Well apparently, NBC’s “later” is not my
“later,” considering that College Bylaw 2.14 (Section
VI) clearly classifies “later” as “not one minute
before the 12 o’clock hour.” But I hear that in the
curiously dubbed real world (was everything up until now fake?), my
sense of “later” no longer flies, nor do my two-hour
lunches and extended weekends.
What struck me most about that “Later Today”
incident was the fact that “later” is too often our
generation’s answer to the world today. When will we actively
repair our ailing planet? Later. When will we contribute to
fighting social injustices? Later. When we finally have the time to
think about it, later becomes too late.
As generation Y, Z, or whatever letter we’re on now,
we’ve been notoriously branded as apathetic and disenchanted
with the system (not that we don’t have some reason to be).

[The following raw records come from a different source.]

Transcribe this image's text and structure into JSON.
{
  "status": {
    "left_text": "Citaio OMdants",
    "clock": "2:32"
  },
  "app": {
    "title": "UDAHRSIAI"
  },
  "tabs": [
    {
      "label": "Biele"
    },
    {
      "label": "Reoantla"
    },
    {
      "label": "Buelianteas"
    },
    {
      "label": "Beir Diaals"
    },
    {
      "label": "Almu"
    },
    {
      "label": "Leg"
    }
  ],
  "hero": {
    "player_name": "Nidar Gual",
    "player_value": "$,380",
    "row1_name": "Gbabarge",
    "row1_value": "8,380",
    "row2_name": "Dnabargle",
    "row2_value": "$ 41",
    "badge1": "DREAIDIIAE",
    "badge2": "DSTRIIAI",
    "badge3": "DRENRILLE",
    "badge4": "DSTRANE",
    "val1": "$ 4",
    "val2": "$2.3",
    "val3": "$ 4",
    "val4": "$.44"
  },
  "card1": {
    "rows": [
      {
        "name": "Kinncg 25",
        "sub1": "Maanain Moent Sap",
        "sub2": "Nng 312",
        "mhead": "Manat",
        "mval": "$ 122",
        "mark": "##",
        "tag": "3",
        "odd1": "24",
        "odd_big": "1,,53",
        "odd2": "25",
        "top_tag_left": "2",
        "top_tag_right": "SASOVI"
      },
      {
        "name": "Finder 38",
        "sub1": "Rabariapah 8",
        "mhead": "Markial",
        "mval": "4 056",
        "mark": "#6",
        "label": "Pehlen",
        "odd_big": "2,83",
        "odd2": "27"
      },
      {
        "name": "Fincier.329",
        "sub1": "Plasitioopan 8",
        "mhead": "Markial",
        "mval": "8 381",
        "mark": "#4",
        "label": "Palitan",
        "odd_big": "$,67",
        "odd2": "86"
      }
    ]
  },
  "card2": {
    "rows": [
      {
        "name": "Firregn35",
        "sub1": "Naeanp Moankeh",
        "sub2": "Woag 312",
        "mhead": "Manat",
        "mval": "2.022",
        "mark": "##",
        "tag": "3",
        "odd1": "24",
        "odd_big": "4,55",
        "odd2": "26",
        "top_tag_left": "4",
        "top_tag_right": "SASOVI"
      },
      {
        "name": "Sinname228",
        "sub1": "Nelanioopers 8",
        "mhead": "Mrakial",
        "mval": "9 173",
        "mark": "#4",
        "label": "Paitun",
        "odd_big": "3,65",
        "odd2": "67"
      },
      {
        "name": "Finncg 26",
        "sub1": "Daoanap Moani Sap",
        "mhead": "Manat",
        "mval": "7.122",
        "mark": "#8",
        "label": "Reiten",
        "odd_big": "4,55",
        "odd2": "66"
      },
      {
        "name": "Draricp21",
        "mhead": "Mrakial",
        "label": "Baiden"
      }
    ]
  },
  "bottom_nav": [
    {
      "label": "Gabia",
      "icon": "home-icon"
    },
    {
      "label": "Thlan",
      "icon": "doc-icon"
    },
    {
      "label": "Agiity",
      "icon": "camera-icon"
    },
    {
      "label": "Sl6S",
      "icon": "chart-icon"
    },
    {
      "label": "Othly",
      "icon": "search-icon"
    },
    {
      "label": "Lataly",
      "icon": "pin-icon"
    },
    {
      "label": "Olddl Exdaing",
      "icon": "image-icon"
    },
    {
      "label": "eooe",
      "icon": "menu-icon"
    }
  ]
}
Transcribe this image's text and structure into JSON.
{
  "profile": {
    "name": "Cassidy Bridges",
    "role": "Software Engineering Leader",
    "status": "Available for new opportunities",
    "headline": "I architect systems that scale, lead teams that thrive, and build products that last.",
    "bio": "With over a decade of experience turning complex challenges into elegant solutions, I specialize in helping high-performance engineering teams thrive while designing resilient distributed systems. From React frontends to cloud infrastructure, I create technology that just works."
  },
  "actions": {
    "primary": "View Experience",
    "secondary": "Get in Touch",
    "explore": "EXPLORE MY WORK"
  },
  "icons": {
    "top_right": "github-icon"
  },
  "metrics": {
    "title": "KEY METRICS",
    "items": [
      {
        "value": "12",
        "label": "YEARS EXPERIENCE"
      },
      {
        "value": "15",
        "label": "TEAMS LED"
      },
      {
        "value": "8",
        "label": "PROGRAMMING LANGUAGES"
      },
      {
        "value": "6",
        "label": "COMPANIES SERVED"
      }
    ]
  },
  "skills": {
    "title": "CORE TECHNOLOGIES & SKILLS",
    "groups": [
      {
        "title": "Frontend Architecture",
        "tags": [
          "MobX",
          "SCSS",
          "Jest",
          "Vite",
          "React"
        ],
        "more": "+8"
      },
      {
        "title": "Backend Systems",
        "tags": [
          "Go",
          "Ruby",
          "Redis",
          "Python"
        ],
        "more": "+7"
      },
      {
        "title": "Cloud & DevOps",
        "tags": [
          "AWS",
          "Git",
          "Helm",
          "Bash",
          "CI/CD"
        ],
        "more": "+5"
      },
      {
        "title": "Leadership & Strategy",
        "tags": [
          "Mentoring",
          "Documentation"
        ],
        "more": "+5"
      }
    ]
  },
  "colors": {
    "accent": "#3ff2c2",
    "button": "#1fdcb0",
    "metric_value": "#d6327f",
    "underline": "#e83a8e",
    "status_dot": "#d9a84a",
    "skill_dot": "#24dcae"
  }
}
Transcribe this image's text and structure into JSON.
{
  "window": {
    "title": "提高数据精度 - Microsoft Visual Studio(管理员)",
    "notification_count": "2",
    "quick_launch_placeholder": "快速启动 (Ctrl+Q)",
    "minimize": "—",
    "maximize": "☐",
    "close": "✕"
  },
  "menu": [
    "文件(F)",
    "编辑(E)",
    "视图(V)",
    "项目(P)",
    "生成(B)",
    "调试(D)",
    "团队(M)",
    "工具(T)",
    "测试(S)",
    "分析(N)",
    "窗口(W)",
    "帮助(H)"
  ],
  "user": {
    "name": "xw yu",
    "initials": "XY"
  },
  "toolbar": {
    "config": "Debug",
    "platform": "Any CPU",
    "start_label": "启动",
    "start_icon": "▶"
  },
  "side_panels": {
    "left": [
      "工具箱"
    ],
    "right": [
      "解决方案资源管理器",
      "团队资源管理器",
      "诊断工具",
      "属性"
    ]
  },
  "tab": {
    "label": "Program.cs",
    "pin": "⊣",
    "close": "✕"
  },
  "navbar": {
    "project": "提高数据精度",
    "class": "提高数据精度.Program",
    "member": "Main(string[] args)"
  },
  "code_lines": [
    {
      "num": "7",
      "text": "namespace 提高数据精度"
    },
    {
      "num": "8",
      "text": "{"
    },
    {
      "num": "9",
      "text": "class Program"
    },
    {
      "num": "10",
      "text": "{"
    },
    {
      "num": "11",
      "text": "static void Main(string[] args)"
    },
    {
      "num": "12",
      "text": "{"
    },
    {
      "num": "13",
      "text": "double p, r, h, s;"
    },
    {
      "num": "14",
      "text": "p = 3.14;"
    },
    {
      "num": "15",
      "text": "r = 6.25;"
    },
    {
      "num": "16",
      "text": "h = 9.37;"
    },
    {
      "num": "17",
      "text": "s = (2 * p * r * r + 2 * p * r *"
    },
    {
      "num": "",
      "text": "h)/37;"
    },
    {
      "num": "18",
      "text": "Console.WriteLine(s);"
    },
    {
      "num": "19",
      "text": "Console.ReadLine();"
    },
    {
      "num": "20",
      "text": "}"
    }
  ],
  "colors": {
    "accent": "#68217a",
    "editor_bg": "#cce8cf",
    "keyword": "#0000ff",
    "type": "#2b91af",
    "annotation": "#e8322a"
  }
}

And as a part of the Daily Bruin’s Viewpoint section for
quite some time, I’ve been privy to the undercurrent of
student opinion on some rather salient issues over the past several
years. Invariably, the recurrent theme is not social action ““
rather, the lack thereof. As long as our comfortable Westwood
bubble doesn’t pop, all is well in the world.
Meanwhile, the evils of the world rage on. I speak not of some
cartoonish evil, but the types of vices that assume many forms:
racism, homophobia, over-consumption, political abuse, mass human
extermination and environmental annihilation.
I guess that’s what college does to you. We blindly
coexist in our hermetically sealed world for a period of (insert
the appropriate number here) years. Hundreds upon thousands of
ethnic Albanians can be persecuted. A massive middle-class uprising
can occur at a WTO Conference. Hell, a fire could break out one
block south of Wilshire, but within the confines of our Westwood
world, our vision and our conscience often remain confined to the
self.
After all, we are the descendants of the “me”
generation, and at the university level we’ve possessed every
reason to focus on ourselves. During these make-it-or-break-it
years we’ve been building toward our futures, and quite a bit
weighs on our ultimate performance.
Then again, what our impending graduation signals is the moving
beyond “me.” In fact, soon, we will have little
“mini-me”s to worry about and provide for. (Kind of
makes you want to chuck the cap and gown and stay in college
another five years.)
What I hope, though, is that we can swap those first letters,
changing the “me” to “we,” and in the
process, change our attitudes and commitment toward our future.
Given the stellar name that UCLA will carry for us the rest of our
lives, we owe those less fortunate who are without such a powerful
insignia to give back.
In two words: Do something, because not only will your silence
be construed as acceptance, but it will confirm the premature label
our generation is fighting so hard to cast off.
As the philosopher Edmund Burke keenly observed, “All that
is necessary for evil to triumph is for good men to do
nothing.” Do not let this adage fall on deaf ears, or most
assuredly our “later” will indeed be too late.